The mayor of Celendín, Mauro Arteaga García, has also declared his appreciation and faith in the new upcoming era of ‘responsible’ mining. Arteaga hopes that the combination of government and mining company investment will revive the area and reduce the currently high poverty rates.
Many residents are however unhappy with the fact that the Conga mine has received the green light. Yet due to what the government has termed ‘an open dialogue’, the state of emergency has been lifted.
Sexual blackmail and technological kidnap
Experts from Divinsec, the División de Secuestros y Extorsiones (Department of Extortion and Kidnap) released an alarming report this week, which has stirred the country, provoking much commentary and concern.
Divinsec revealed that the number of cases of sexual abuse, blackmail and kidnap has increased significantly since more Peruvians have mobile phones with internet access. It is alleged that due to advances in technology, it is easier for people to be scammed not only of money but also of their dignity.
The report revealed two common means of abuse as a result of modern phone technology. The first is of a more sexual nature, where intimate footage of couples is exposed (or at least threatened to be) to a significant third party. In order to prevent this from occurring, the victim is often obliged to either pay money into the blackmailer’s account or carry out sexual favours. A shocking 365 cases have been reported this year alone.
The ‘República’ newspaper published a selection of testimonies elaborating on such cases. It revealed that many women were compelled to pay for hotels where they were pressurised to sleep with ex-partners or men who had hacked into their phones.
The second means of abuse is more financial. It involves phone and internet accounts being hacked into in order to convince family members that one of the family have been taken hostage. By obtaining details of the family, it is possible for hackers to phone their victim and persuade them to pay out large sums of money in order to release their loved ones, who often are perfectly safe.
This is made possible by targeting families who have members working in distant cities or overseas.

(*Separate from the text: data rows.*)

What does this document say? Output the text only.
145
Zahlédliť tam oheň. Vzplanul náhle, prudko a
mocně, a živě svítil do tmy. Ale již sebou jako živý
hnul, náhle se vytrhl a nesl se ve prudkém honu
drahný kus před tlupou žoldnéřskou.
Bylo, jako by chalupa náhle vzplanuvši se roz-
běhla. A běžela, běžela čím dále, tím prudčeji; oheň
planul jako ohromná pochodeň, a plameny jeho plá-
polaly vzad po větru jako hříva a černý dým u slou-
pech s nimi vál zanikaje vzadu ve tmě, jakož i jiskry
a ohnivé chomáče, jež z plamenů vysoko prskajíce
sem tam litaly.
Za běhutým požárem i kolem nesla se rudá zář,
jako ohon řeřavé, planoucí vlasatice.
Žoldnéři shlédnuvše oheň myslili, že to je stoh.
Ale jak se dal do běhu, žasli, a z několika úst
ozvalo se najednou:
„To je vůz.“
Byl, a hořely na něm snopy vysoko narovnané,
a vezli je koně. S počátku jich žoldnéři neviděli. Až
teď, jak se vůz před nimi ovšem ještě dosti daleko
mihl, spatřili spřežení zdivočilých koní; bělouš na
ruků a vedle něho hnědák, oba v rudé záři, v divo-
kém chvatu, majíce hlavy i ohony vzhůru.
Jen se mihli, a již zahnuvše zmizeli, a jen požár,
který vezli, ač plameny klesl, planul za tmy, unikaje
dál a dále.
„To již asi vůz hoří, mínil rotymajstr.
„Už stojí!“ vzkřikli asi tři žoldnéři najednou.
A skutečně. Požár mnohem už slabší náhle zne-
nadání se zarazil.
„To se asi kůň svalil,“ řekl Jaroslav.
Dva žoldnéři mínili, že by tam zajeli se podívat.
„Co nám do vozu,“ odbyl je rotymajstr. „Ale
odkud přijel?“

One reported case revealed that the hacker went as far as to throw burning parcels into a privileged household in Lima when payments were not forthcoming.
Víctor Gonzales Silva of Divinsec and police officials have recommended that people should report any unusual phone calls immediately and not take any action until the authorities have been informed. If it is possible to acquire the phone number of the blackmailer, this too should be given to the police so as to track it.

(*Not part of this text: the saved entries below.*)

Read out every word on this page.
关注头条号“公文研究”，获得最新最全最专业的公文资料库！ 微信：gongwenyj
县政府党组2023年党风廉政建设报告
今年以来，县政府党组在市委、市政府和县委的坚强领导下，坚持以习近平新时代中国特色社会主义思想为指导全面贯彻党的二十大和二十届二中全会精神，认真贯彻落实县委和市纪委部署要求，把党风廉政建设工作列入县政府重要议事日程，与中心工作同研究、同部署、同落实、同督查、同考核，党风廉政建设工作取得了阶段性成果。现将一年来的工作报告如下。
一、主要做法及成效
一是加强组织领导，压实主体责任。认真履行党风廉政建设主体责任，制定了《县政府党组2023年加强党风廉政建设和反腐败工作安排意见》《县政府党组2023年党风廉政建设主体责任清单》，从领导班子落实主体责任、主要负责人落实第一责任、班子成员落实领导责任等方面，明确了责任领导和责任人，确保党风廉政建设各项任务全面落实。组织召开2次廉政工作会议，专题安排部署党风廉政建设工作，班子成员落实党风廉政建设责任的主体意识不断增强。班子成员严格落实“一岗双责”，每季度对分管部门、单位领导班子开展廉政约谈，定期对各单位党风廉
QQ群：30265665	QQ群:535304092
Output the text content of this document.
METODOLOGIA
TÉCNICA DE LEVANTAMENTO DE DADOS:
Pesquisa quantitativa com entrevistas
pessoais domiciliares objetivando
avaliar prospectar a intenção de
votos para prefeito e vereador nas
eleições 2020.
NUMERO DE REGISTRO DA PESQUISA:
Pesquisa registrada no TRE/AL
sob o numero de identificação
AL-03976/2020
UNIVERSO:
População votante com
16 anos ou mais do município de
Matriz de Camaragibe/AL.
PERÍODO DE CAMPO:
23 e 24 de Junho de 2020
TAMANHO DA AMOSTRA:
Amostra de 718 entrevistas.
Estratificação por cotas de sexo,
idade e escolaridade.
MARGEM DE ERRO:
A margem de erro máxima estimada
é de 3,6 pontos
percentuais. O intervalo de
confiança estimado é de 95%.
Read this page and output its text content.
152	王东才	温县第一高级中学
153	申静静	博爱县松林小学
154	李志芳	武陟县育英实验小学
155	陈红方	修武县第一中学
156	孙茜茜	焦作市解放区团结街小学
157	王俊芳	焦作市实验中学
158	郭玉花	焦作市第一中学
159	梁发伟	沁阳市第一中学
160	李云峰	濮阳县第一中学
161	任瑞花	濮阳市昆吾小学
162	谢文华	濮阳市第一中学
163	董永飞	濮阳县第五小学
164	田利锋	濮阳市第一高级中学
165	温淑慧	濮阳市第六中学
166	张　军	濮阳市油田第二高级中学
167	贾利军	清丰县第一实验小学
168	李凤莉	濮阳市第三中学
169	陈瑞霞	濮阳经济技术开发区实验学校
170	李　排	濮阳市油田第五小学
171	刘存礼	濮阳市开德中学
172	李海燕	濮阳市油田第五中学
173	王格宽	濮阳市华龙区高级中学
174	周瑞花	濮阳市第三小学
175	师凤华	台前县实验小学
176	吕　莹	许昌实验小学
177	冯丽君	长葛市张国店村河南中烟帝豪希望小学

This abuse of technology to acquire personal information has become a prolific problem in Peru over the last year, especially in Lima and Callao, where most of the population have mobile phones. It has also been recommended that people step up the security measures on their internet and social networking accounts so as to avoid such problems.
The Economist criticises president Humala
‘The Economist’ has pronounced that Peruvian president Ollanta Humala, despite being the champion of last year’s general election is now having to deal with the consequences of his actions- ‘a frustrating prospect’.
The journal proclaimed that the main problems faced by the president related to the extractive industries. It emphasised the Conga mining project and Espinar in particular. The damaging strikes, protests and eight related deaths were all described and analysed in terms of the president’s campaign promises of social justice.
The report showed that only twenty of Humala’s proposed projects would consume 85 per cent of the nation’s available budget. Eleven out of these twenty projects have caused social conflict. The article raised concerns as to where the country is heading.
In no flattering terms the article concluded that: ‘it appears that the president has little idea of how to avoid social conflict or how to resolve them once they occur’. This article appears at a time when the president’s popularity ratings have dropped radically in accordance to Ipsos Mori reports.